Marriage record for Samuel Fletcher and Anne Jackson
19 Apr 1804  St. Annes, Liverpool, Lancashire, England
       In my search I  was very pleased to find a marriage record of Mary's and Francis Amelia's paternal grandparents! My fourth great-grandparents. 
     This is the year of 1804.  And, this is the  actual digital image out of the Liverpool, Lancashire, England record book of marriages posted on Ancestry.com. Couples were usually married in the bride's parish and in the case it is the parish of Richmond St.

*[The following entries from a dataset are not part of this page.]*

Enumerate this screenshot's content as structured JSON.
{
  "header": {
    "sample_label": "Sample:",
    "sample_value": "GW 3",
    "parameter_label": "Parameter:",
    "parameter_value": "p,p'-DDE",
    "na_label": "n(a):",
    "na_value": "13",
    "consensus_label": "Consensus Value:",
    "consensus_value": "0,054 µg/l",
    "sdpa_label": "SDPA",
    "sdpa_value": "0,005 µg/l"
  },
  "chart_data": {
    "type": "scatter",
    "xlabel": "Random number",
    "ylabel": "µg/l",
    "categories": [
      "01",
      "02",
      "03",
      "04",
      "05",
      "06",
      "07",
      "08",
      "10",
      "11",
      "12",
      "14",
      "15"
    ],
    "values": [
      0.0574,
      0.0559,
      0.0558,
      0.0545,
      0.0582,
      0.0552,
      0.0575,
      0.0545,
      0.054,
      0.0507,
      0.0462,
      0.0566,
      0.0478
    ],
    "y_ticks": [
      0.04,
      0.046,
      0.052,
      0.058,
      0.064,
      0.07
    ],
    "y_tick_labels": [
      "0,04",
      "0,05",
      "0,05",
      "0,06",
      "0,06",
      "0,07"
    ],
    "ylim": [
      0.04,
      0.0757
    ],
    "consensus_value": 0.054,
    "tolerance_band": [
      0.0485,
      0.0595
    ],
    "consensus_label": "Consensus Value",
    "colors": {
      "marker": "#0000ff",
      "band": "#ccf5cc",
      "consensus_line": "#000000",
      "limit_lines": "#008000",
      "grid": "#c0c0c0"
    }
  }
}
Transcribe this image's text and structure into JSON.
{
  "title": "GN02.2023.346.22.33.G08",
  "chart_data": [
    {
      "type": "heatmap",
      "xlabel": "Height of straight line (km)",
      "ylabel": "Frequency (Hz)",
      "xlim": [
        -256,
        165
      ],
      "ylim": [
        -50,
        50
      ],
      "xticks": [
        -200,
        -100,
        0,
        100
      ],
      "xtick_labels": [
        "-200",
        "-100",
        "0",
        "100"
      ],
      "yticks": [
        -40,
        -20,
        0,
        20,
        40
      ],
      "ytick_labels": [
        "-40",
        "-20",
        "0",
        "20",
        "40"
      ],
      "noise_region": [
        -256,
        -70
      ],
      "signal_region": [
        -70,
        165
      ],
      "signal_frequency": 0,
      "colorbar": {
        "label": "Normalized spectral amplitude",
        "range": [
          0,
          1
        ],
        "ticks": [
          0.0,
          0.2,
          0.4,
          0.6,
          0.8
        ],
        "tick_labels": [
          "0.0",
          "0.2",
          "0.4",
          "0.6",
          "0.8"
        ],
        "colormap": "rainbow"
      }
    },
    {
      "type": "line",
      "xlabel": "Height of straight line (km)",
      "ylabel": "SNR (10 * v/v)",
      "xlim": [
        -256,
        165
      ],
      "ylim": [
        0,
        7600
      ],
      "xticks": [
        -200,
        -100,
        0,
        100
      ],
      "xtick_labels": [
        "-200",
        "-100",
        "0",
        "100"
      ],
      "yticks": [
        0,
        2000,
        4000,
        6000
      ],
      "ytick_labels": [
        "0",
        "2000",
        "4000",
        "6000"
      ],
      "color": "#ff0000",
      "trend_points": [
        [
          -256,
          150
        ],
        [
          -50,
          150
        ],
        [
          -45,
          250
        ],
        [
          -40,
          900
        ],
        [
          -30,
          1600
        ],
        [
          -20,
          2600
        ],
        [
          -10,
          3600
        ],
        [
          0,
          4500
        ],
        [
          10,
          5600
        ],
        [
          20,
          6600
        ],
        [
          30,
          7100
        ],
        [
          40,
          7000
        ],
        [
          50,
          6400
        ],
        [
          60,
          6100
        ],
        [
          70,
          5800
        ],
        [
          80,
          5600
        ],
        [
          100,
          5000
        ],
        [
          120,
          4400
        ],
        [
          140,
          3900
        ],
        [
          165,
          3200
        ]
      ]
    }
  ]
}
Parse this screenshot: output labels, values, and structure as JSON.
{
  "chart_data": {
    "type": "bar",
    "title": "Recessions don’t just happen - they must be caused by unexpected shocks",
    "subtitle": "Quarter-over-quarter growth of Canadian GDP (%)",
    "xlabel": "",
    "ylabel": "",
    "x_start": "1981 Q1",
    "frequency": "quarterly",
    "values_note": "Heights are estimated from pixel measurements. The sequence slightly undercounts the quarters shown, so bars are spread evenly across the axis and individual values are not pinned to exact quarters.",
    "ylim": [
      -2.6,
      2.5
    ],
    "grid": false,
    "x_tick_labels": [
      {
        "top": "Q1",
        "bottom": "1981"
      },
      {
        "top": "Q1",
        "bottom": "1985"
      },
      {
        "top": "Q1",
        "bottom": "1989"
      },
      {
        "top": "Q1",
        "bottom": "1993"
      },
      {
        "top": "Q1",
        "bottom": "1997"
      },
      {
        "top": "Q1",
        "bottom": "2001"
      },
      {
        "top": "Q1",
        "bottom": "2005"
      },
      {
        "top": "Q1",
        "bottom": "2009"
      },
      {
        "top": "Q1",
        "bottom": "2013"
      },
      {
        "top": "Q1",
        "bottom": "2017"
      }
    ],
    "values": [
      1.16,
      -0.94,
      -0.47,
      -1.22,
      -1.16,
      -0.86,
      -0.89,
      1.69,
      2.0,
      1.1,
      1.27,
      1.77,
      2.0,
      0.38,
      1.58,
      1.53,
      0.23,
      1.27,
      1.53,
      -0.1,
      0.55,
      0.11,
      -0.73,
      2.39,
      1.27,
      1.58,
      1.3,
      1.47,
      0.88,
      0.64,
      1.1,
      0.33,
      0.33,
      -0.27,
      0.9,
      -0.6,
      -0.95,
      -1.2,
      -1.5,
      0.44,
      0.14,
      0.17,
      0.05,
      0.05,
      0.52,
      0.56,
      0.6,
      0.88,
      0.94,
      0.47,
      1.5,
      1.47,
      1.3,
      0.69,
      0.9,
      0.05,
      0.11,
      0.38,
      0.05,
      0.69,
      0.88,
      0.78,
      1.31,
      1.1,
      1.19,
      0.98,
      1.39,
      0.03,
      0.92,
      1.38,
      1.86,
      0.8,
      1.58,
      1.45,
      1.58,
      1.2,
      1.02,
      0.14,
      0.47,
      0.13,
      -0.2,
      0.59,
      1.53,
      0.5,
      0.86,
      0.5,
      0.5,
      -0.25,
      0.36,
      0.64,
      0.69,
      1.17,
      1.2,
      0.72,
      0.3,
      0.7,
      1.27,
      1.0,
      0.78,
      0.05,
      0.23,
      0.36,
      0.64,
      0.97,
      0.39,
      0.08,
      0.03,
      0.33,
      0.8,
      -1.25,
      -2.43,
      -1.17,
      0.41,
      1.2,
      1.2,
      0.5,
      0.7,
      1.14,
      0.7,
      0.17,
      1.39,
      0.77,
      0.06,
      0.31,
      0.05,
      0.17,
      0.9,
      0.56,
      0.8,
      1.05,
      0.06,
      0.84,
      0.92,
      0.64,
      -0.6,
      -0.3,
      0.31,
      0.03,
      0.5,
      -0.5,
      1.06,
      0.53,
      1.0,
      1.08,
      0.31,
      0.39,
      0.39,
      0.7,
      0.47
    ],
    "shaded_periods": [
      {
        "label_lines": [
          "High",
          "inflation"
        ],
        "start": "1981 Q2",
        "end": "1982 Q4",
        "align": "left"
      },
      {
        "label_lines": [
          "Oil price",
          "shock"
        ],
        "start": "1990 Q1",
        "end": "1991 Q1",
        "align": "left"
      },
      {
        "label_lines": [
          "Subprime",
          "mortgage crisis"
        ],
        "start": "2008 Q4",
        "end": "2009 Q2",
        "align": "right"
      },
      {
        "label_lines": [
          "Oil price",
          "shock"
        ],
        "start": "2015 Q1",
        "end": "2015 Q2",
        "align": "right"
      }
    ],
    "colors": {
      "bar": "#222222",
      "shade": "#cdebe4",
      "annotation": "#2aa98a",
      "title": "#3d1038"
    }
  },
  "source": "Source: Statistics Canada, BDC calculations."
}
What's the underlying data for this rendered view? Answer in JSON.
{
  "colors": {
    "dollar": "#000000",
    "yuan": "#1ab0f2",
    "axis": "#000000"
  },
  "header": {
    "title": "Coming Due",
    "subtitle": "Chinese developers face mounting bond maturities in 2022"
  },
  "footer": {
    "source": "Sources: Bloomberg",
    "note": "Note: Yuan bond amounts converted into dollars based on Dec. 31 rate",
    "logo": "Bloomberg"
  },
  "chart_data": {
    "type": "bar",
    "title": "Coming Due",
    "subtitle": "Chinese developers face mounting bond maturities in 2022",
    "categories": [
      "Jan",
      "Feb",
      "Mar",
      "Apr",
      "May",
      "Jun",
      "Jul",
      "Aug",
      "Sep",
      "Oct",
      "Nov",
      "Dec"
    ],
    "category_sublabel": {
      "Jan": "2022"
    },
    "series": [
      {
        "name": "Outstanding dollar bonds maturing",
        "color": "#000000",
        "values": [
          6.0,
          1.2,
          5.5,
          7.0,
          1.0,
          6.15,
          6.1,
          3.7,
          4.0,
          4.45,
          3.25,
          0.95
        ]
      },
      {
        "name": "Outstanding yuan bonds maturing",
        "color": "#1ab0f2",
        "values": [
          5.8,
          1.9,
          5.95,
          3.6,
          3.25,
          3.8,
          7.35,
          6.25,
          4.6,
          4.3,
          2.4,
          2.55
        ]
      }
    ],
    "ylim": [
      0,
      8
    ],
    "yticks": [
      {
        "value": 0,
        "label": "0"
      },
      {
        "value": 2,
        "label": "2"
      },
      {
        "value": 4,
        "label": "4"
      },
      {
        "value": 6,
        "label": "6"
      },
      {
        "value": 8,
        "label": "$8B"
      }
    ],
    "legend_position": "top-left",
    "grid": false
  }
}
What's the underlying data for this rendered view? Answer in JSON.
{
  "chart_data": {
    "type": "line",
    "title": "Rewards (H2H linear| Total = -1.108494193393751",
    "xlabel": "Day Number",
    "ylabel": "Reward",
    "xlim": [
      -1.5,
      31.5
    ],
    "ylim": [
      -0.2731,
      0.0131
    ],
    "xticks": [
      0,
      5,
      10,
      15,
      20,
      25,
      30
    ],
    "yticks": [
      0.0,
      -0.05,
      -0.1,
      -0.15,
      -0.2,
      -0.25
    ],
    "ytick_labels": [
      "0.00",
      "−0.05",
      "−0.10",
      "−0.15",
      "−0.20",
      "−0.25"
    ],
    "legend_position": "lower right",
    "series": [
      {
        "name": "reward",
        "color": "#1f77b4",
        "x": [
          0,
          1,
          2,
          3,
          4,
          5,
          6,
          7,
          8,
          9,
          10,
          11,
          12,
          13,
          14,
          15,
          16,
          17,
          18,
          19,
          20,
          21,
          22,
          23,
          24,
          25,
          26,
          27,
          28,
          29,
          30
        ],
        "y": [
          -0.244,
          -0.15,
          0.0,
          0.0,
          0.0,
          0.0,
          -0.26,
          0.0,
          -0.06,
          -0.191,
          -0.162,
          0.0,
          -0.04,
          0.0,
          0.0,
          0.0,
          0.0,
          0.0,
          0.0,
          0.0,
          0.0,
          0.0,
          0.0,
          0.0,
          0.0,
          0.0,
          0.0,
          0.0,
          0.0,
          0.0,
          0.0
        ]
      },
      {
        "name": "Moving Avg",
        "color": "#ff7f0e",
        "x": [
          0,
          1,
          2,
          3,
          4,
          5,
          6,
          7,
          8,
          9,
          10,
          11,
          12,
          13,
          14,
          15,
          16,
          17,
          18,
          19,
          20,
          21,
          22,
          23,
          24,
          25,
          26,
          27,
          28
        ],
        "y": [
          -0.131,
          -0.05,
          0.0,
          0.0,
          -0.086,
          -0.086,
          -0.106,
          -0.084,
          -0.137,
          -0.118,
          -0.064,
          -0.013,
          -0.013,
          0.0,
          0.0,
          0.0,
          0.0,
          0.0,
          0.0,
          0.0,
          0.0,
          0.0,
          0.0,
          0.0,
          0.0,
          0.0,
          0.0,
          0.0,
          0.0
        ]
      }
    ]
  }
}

Anne.
     It reads like this;
Samuel Fletcher of the parish of Liverpool, Cabinet Maker and Anne Jackson of the same parish, Widow, married in this Church by Licence this Nineteenth Day of April in the year One Thousand Eight Hundred and four by me Wm Blundell Minst. 
     This marriage was solemnized between us,
                                                                             Samuel Fletcher
                                                    the mark x of Anne Jackson
       In the Presence of Tho' Holden

   Notice the signature of 'Samuel Fletcher;" beautiful and notes that he is educated where Anne cannot write and more than likely cannot read.  
     Sam is a cabinet maker which is very important in research; there are lots of Samuel Fletcher's but, maybe only one that is a cabinet maker which would be 'my guy.'  Anne is recorded as a widow which makes me wonder; is her maiden name 'Jackson' or is this her last marriage name?
(I'm thinking it is her maiden name, yet to be proven)
     Sadly, I cannot find them in the 1841 England Census.  I even sent this information to my friend Tony in England.  Tony knows his stuff in genealogy research and he could not find them in the 1841 Census either.    It's most likely neither are alive in 1841.  Guessing they were in their  twenties or older when they married they would be in their  fifties or early sixties in 1841 when life expectancy was only in peoples early forties.